Ahora bien, si partimos de la base que la ética (tal como nos lo comenta Adela Cortina) se ocupa ante todo de aquellos valores, normas y principios que afectan a todo hombre en cuanto tal, sea cual fuere su condición política, su credo religioso y el sistema económico en el que se encuadra su vida, cabría preguntarse si en la concepción del poder se encuentra la clave para entender la crisis ética que se evidencia en las organizaciones.

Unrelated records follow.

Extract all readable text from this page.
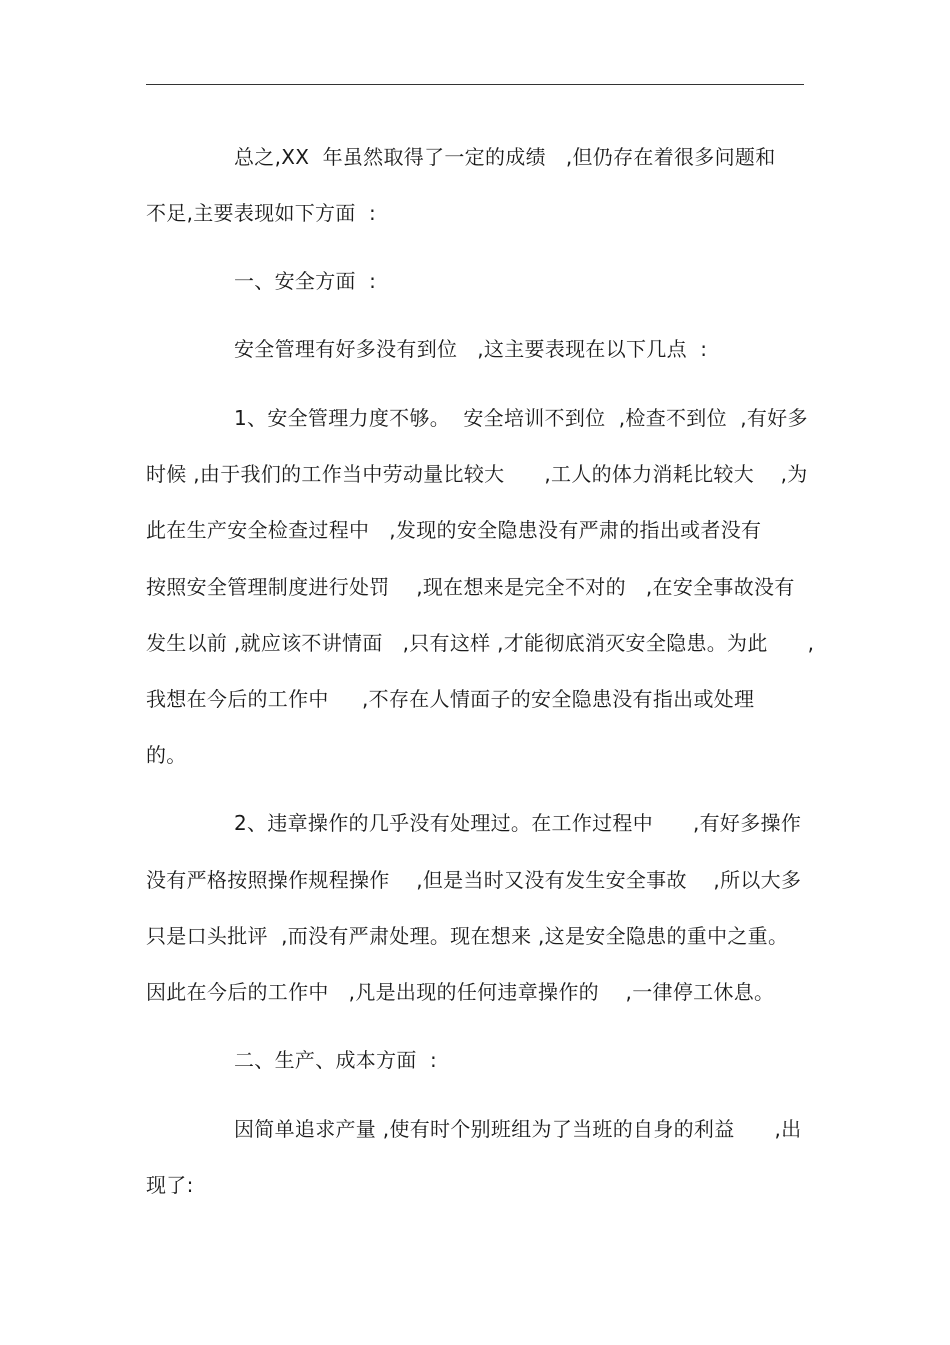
总之,XX  年虽然取得了一定的成绩   ,但仍存在着很多问题和
不足,主要表现如下方面  :
一、安全方面  :
安全管理有好多没有到位   ,这主要表现在以下几点  :
1、安全管理力度不够。  安全培训不到位  ,检查不到位  ,有好多
时候 ,由于我们的工作当中劳动量比较大      ,工人的体力消耗比较大    ,为
此在生产安全检查过程中   ,发现的安全隐患没有严肃的指出或者没有
按照安全管理制度进行处罚    ,现在想来是完全不对的   ,在安全事故没有
发生以前 ,就应该不讲情面   ,只有这样 ,才能彻底消灭安全隐患。为此      ,
我想在今后的工作中     ,不存在人情面子的安全隐患没有指出或处理
的。
2、违章操作的几乎没有处理过。在工作过程中      ,有好多操作
没有严格按照操作规程操作    ,但是当时又没有发生安全事故    ,所以大多
只是口头批评  ,而没有严肃处理。现在想来 ,这是安全隐患的重中之重。
因此在今后的工作中   ,凡是出现的任何违章操作的    ,一律停工休息。
二、生产、成本方面  :
因简单追求产量 ,使有时个别班组为了当班的自身的利益      ,出
现了:
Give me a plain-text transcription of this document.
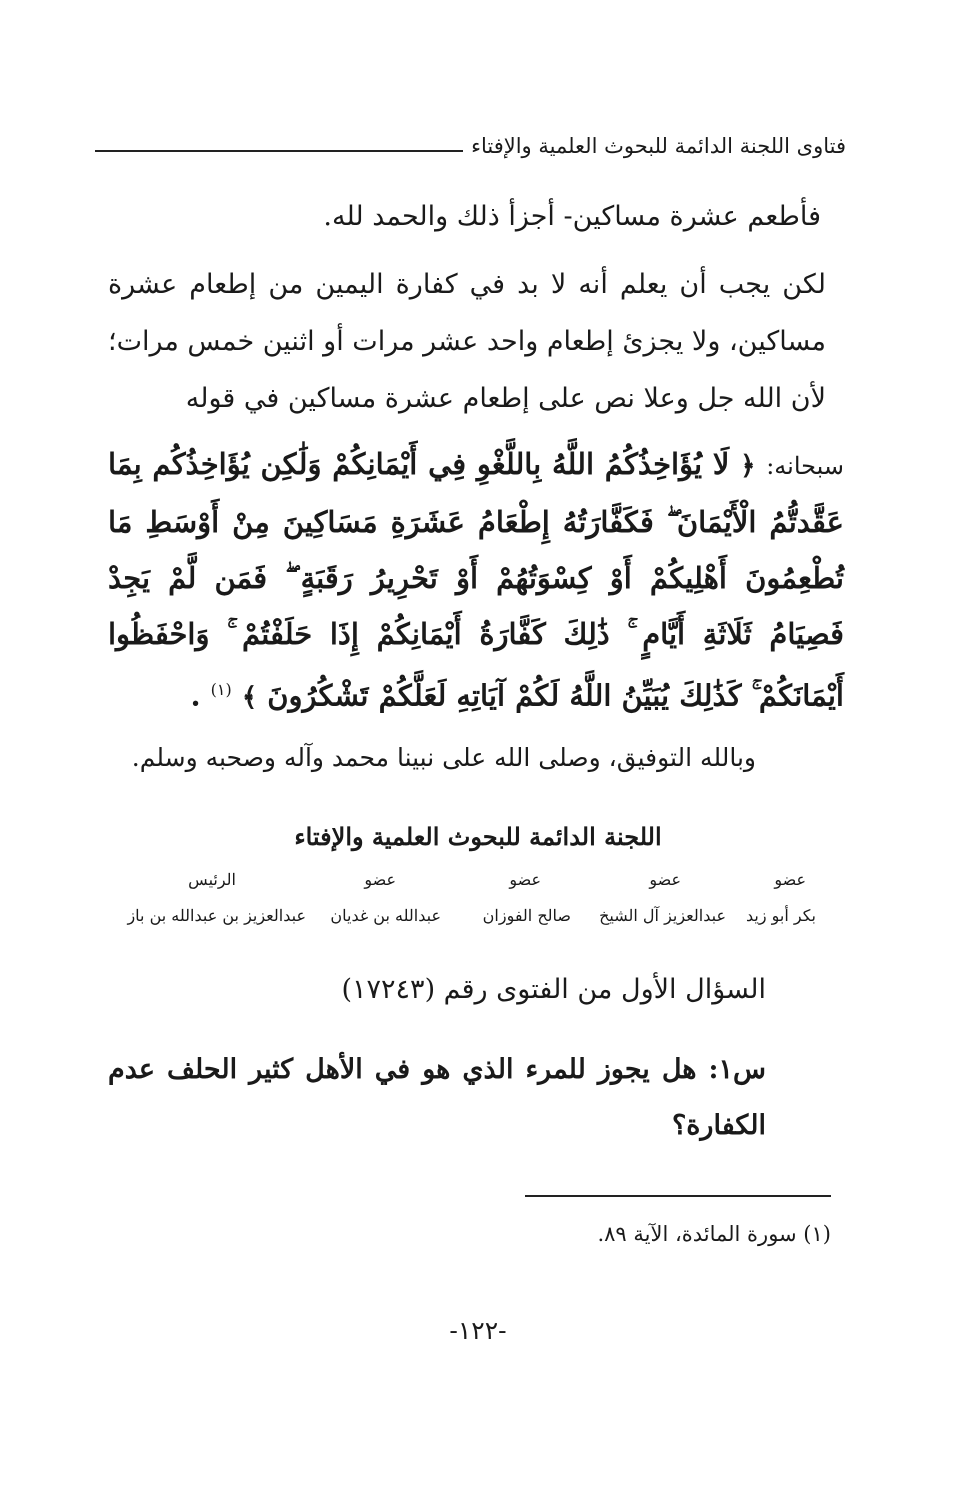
فتاوى اللجنة الدائمة للبحوث العلمية والإفتاء
فأطعم عشرة مساكين- أجزأ ذلك والحمد لله.
لكن يجب أن يعلم أنه لا بد في كفارة اليمين من إطعام عشرة مساكين، ولا يجزئ إطعام واحد عشر مرات أو اثنين خمس مرات؛ لأن الله جل وعلا نص على إطعام عشرة مساكين في قوله
سبحانه: ﴿ لَا يُؤَاخِذُكُمُ اللَّهُ بِاللَّغْوِ فِي أَيْمَانِكُمْ وَلَٰكِن يُؤَاخِذُكُم بِمَا عَقَّدتُّمُ الْأَيْمَانَ ۖ فَكَفَّارَتُهُ إِطْعَامُ عَشَرَةِ مَسَاكِينَ مِنْ أَوْسَطِ مَا تُطْعِمُونَ أَهْلِيكُمْ أَوْ كِسْوَتُهُمْ أَوْ تَحْرِيرُ رَقَبَةٍ ۖ فَمَن لَّمْ يَجِدْ فَصِيَامُ ثَلَاثَةِ أَيَّامٍ ۚ ذَٰلِكَ كَفَّارَةُ أَيْمَانِكُمْ إِذَا حَلَفْتُمْ ۚ وَاحْفَظُوا أَيْمَانَكُمْ ۚ كَذَٰلِكَ يُبَيِّنُ اللَّهُ لَكُمْ آيَاتِهِ لَعَلَّكُمْ تَشْكُرُونَ ﴾ $^{(١)}$ .
وبالله التوفيق، وصلى الله على نبينا محمد وآله وصحبه وسلم.
اللجنة الدائمة للبحوث العلمية والإفتاء
عضو
عضو
عضو
عضو
الرئيس
بكر أبو زيد
عبدالعزيز آل الشيخ
صالح الفوزان
عبدالله بن غديان
عبدالعزيز بن عبدالله بن باز
السؤال الأول من الفتوى رقم (١٧٢٤٣)
س١: هل يجوز للمرء الذي هو في الأهل كثير الحلف عدم الكفارة؟
(١) سورة المائدة، الآية ٨٩.
-١٢٢-
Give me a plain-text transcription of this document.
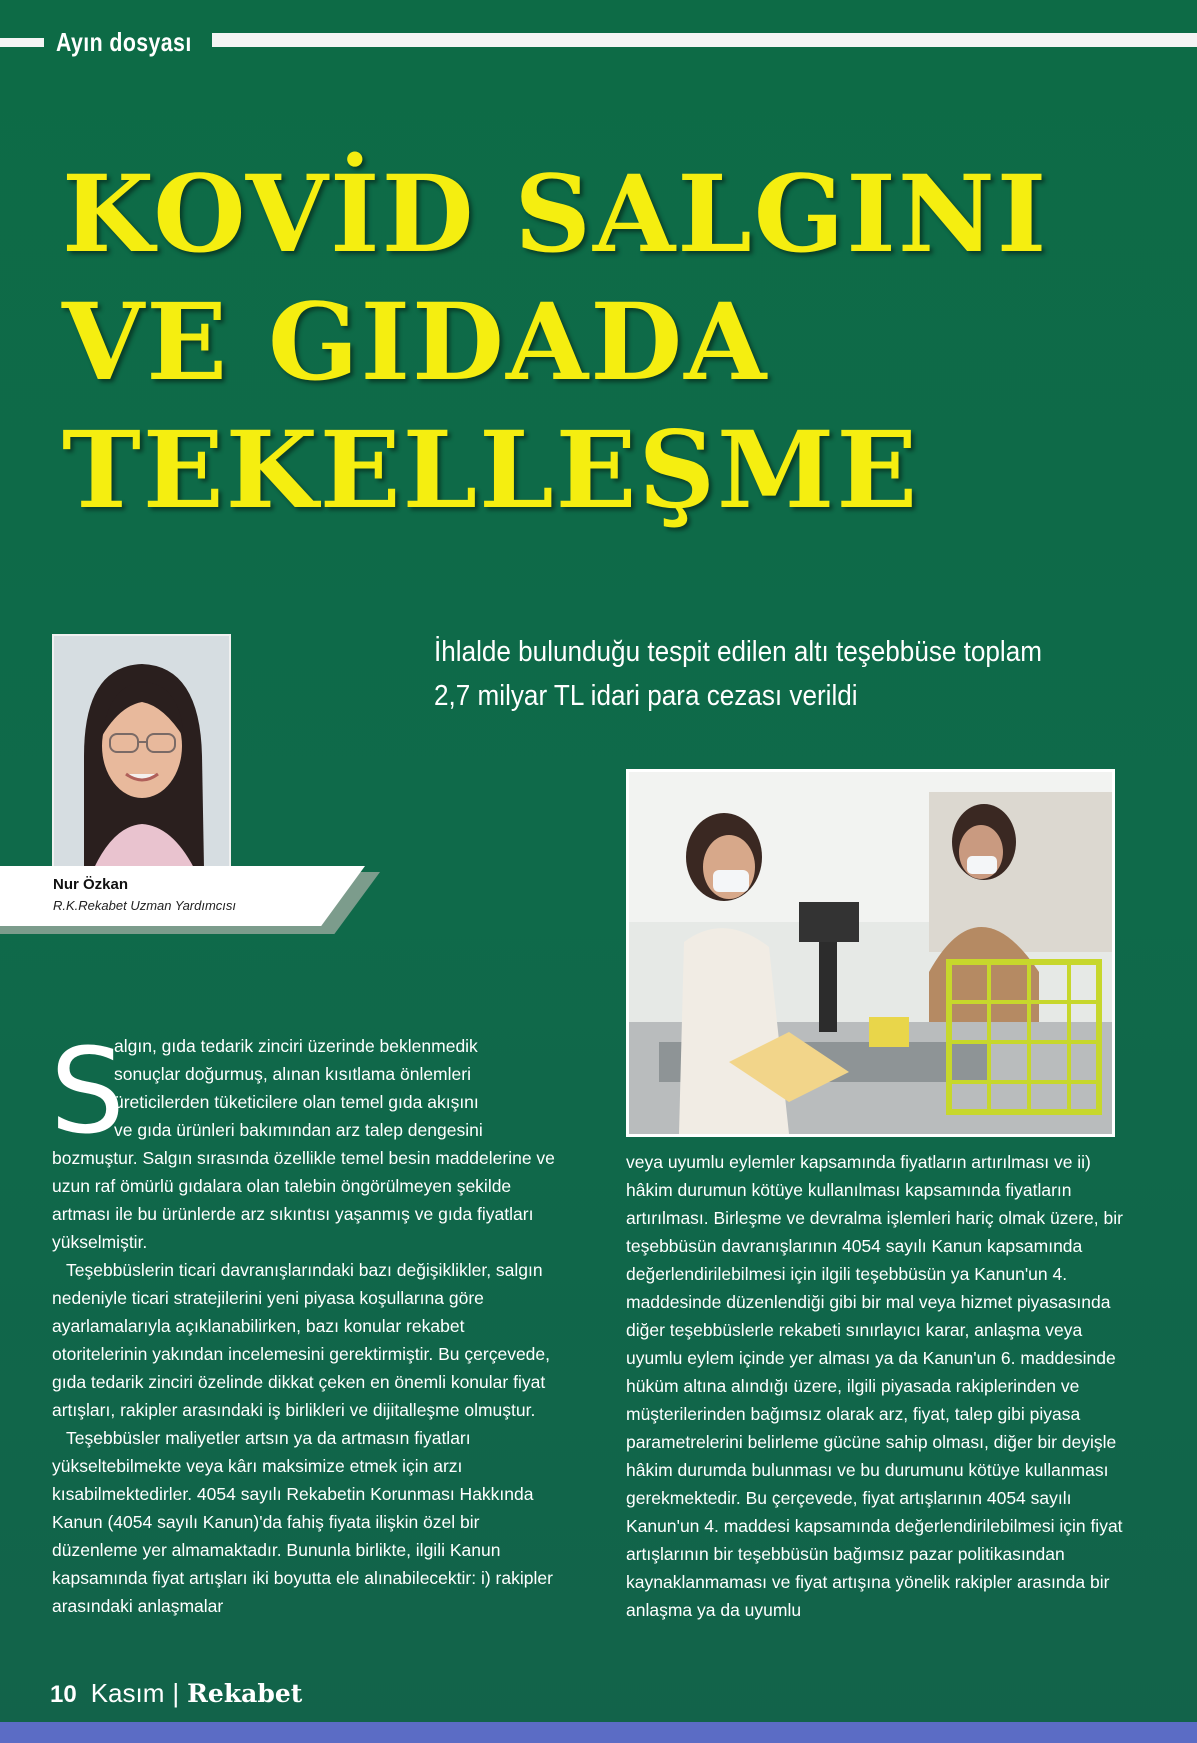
Ayın dosyası
KOVİD SALGINI
VE GIDADA
TEKELLEŞME
Nur Özkan
R.K.Rekabet Uzman Yardımcısı

İhlalde bulunduğu tespit edilen altı teşebbüse toplam 2,7 milyar TL idari para cezası verildi

S

algın, gıda tedarik zinciri üzerinde beklenmedik

sonuçlar doğurmuş, alınan kısıtlama önlemleri

üreticilerden tüketicilere olan temel gıda akışını

ve gıda ürünleri bakımından arz talep dengesini

bozmuştur. Salgın sırasında özellikle temel besin maddelerine ve uzun raf ömürlü gıdalara olan talebin öngörülmeyen şekilde artması ile bu ürünlerde arz sıkıntısı yaşanmış ve gıda fiyatları yükselmiştir.

Teşebbüslerin ticari davranışlarındaki bazı değişiklikler, salgın nedeniyle ticari stratejilerini yeni piyasa koşullarına göre ayarlamalarıyla açıklanabilirken, bazı konular rekabet otoritelerinin yakından incelemesini gerektirmiştir. Bu çerçevede, gıda tedarik zinciri özelinde dikkat çeken en önemli konular fiyat artışları, rakipler arasındaki iş birlikleri ve dijitalleşme olmuştur.

Teşebbüsler maliyetler artsın ya da artmasın fiyatları yükseltebilmekte veya kârı maksimize etmek için arzı kısabilmektedirler. 4054 sayılı Rekabetin Korunması Hakkında Kanun (4054 sayılı Kanun)'da fahiş fiyata ilişkin özel bir düzenleme yer almamaktadır. Bununla birlikte, ilgili Kanun kapsamında fiyat artışları iki boyutta ele alınabilecektir: i) rakipler arasındaki anlaşmalar

veya uyumlu eylemler kapsamında fiyatların artırılması ve ii) hâkim durumun kötüye kullanılması kapsamında fiyatların artırılması. Birleşme ve devralma işlemleri hariç olmak üzere, bir teşebbüsün davranışlarının 4054 sayılı Kanun kapsamında değerlendirilebilmesi için ilgili teşebbüsün ya Kanun'un 4. maddesinde düzenlendiği gibi bir mal veya hizmet piyasasında diğer teşebbüslerle rekabeti sınırlayıcı karar, anlaşma veya uyumlu eylem içinde yer alması ya da Kanun'un 6. maddesinde hüküm altına alındığı üzere, ilgili piyasada rakiplerinden ve müşterilerinden bağımsız olarak arz, fiyat, talep gibi piyasa parametrelerini belirleme gücüne sahip olması, diğer bir deyişle hâkim durumda bulunması ve bu durumunu kötüye kullanması gerekmektedir. Bu çerçevede, fiyat artışlarının 4054 sayılı Kanun'un 4. maddesi kapsamında değerlendirilebilmesi için fiyat artışlarının bir teşebbüsün bağımsız pazar politikasından kaynaklanmaması ve fiyat artışına yönelik rakipler arasında bir anlaşma ya da uyumlu

10 Kasım | Rekabet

La respuesta a este cuestionamiento demanda tres aclaraciones: primera aclaración: no hay forma de disociar la ética, del poder; pero sí al revés; es decir, nunca se podrá ser ético sin ejercer el poder, pero sí se puede ejercer el poder sin ser ético; segunda aclaración: no existe relación directamente proporcional entre la magnitud del poder ejercido y la magnitud del comportamiento ético que se exhiba; tercera aclaración: ante determinadas circunstancias, un incremento en el ejercicio del poder puede llegar a desencadenar la pérdida de compromisos éticos.

Hechas estas aclaraciones y aún a riesgo de cometer una terrible simplificación, sería razonable admitir que la crisis ética de las organizaciones está consustanciada con la concepción del poder y en consecuencia, con los supuestos que orientan su ejercicio; pero siempre manteniendo la idea de que una u otra concepción (como cosa, o como proceso) dependerá tanto de la conciencia reflexiva del que está llamado a ejercer el poder, como de la valoración e interpretación que se haga acerca de la relación entre los medios y los fines.

Todo esto conduce a entender la gerencia como un conjunto coherente de decisiones y acciones que se dan entre dos aguas, las del poder y las de la ética, por lo que una gerencia ética no es la que se despoja del poder para satisfacer intereses ajenos, sino aquella que asume el compromiso de cohesionar los sentimientos morales con el saber racional, gestionando su poder para influir en la vida de otros, atendiendo a los valores y fines últimos de las acciones, y siendo capaz de cambiar el rumbo de la historia al procurar la felicidad en un clima de coexistencia pacífica.